A fresh and recent concept that follows this line of thought is that of “The best interface is no interface”. I strongly suggest you have a look at it.
AI Tip: you can use straightforward machine learning techniques to understand better what is mostly needed for users and how to create a path between the landing screen and the task achievement. Optimise towards reaching that as efficiently as possible with minimal clatter along the way.
9- Help users recognise, diagnose and recover from errors
OK, no matter how hard we try, there will always be some error that pops up. One of the fascinating aspects of UX design is the way we design for the recovery from errors.
There are different levels at which one can look at this. The most obvious is the avoidance of cryptic errors that can be only understood by a handful of programmers. So the language has to be the same as the user. The correct choice of language on its own does not entirely solve the problem. “catch-all” errors that fire up when a range of issues take place should also be avoided since they’re ultimately not helpful. When errors are presented to users, I suggest the following:
- A clear, easy to understand and relevant message that explains the situation.

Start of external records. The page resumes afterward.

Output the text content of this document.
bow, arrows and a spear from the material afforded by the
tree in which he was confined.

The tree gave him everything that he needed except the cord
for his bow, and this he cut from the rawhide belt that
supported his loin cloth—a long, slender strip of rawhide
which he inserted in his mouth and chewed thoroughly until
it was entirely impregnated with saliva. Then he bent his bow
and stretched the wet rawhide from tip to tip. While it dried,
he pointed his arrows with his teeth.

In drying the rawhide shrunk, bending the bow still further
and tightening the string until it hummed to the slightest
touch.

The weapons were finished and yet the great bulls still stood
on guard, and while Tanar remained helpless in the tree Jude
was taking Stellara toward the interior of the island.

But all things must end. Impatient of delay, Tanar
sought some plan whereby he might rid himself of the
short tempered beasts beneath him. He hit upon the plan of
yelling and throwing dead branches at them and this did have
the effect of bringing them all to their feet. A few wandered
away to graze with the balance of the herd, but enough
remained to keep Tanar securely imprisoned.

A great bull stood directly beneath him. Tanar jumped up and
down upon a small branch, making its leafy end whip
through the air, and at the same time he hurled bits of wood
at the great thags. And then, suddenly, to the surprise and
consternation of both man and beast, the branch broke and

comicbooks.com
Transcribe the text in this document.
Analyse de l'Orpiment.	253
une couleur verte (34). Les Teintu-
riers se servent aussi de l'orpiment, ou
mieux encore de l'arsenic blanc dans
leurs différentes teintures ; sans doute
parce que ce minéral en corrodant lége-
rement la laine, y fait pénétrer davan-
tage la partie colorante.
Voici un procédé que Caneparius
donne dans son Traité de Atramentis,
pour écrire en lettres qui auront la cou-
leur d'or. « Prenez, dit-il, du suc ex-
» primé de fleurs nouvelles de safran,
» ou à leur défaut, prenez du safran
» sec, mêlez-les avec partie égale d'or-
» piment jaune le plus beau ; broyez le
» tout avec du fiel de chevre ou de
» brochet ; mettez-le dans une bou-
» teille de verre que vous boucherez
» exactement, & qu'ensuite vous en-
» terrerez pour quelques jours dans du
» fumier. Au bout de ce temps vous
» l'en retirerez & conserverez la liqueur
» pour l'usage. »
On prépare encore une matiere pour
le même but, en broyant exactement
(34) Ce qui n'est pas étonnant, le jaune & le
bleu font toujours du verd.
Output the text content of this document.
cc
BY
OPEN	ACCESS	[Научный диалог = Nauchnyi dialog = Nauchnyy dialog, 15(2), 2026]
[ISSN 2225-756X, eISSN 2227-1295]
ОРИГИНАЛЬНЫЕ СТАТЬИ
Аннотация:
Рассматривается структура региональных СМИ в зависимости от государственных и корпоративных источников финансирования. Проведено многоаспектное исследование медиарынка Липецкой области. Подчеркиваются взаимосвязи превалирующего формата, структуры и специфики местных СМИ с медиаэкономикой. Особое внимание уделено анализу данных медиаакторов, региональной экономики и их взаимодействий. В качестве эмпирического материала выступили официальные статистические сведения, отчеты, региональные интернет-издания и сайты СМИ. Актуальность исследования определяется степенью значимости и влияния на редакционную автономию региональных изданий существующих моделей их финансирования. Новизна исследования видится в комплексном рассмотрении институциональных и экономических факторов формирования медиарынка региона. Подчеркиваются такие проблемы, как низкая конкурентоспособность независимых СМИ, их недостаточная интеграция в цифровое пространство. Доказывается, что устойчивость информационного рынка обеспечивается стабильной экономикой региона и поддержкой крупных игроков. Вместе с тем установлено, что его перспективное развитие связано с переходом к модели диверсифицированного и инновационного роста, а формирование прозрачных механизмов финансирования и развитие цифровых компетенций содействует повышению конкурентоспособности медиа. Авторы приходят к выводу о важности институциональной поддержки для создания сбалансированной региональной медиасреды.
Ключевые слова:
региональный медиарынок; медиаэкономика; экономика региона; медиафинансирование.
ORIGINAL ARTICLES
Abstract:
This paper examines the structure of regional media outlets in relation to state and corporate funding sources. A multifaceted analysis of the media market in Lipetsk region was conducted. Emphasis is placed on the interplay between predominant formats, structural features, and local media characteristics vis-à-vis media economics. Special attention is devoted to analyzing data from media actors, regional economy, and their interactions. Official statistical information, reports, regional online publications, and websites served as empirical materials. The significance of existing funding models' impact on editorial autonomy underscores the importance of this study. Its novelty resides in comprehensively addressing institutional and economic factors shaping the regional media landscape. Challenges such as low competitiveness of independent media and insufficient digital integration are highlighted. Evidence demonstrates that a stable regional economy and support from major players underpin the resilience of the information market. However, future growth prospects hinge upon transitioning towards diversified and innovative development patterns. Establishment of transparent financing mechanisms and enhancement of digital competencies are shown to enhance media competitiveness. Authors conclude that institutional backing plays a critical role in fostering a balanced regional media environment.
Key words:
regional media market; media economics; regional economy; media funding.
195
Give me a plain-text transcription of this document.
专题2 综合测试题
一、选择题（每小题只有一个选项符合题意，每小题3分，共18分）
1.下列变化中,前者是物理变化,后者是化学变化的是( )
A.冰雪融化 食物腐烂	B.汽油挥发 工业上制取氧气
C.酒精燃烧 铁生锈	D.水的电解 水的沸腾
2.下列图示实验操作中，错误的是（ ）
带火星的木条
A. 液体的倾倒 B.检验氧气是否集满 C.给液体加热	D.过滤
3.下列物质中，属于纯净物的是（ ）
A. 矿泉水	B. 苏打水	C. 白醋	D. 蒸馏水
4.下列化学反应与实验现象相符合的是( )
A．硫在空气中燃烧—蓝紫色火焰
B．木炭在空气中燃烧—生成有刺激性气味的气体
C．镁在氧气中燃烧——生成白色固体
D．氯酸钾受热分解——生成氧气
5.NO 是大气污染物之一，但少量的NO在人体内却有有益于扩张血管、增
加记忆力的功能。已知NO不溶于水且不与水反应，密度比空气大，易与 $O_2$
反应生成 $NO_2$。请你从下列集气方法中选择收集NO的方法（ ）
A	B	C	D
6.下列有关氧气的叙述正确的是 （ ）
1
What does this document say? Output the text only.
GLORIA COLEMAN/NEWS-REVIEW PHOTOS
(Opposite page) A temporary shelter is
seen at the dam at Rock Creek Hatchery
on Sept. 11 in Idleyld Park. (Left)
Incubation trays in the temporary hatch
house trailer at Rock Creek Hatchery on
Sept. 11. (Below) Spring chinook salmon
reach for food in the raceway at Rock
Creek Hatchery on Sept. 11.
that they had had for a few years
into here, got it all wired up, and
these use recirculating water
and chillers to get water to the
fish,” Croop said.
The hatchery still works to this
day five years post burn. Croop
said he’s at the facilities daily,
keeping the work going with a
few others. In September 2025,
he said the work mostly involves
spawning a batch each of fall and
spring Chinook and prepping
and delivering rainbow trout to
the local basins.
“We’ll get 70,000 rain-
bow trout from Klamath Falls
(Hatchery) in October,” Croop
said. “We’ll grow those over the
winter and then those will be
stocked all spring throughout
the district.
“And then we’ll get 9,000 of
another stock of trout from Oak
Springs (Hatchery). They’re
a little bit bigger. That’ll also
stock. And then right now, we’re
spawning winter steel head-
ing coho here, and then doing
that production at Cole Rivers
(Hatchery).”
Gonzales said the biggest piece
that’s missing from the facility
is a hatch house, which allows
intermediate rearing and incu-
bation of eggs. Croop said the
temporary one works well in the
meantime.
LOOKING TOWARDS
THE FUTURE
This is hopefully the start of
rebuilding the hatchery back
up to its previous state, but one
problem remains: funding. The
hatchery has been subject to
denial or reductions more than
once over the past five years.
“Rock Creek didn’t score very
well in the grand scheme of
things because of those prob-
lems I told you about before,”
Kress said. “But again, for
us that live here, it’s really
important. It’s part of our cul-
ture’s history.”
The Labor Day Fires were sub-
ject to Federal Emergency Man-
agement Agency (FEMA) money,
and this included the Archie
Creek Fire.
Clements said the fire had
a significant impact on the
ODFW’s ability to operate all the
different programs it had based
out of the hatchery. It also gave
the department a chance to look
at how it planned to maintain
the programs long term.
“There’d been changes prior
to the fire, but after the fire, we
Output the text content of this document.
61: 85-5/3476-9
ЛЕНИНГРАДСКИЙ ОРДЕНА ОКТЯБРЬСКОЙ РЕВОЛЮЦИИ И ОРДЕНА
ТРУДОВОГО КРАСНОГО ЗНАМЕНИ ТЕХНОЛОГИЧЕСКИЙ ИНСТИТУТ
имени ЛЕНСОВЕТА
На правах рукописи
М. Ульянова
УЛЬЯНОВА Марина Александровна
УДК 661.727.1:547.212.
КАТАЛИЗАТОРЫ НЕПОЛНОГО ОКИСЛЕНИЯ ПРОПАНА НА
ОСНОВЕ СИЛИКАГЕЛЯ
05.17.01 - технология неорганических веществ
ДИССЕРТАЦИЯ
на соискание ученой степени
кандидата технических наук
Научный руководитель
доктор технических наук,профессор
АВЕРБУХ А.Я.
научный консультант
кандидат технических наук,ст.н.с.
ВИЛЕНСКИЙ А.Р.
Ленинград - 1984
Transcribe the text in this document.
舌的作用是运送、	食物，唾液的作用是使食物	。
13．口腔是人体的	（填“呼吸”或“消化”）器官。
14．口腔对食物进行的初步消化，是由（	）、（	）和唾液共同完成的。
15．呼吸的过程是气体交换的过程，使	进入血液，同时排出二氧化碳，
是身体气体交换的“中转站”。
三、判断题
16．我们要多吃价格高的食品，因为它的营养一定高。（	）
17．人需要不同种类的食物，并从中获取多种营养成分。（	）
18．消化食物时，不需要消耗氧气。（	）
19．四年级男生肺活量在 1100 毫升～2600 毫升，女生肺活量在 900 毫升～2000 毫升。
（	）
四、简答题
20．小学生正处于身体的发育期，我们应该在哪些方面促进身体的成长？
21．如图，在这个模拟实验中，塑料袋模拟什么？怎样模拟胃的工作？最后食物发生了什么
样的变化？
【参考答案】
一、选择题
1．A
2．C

- A solution for the user to fix the problem.
- Ideally, a link or reference to what caused the error.
- A neatly presented error code in case the user would need to escalate it with customer care. The error code is only (and only) there to complement the process and must not replace the rest. It is extremely useful when contacting support since the error code can assist agents to swiftly understand what the issue is and assist in recovery.
Besides all this, if you really and really care about the UX rather than only the UI, you can get creative and spice up the experience that would otherwise be quite dull and negative. Here’s a classic from Google’s Chrome:
AI Tip: besides assistance discussed in the next point and assuming that error prediction and avoidance failed, there is still room for AI to assist in this situation. An error needs to be seen as a state in the app that needs to be efficiently changed, and the user steered away from it. AI can help by walking the user through the error recovery process by also explaining what is going on within the app at the right dose or level of detail.
10- Help and Documentation
“Who needs this anyway?” said every newbie software engineer. Well, we all do. While the process of providing documentation and help resources can be tedious, it is essential, especially in high-stake situations.
However, providing help tooltips and the right level of documentation delivers an experience that feels safe and increases the users’ confidence when using your app. It also demonstrates a level of deep thought about what you designed and built, improving your trust.
Voice User Interface (VUI) place a crucial role in delivering a helpful experience. On the other hand, it is also vital to ensure that the actual commands of the VUI are clear to the user. In that case, just make sure that users can just ask the app or device to outline more information or commands.
AI Tip: with the dramatic and definite improvement in AI conversational technology, in-app assistants can efficiently support the user as issues happen and provide a systematic approach of how to recover from the error. The error data collected and recover can also offer a variety of machine learning opportunities.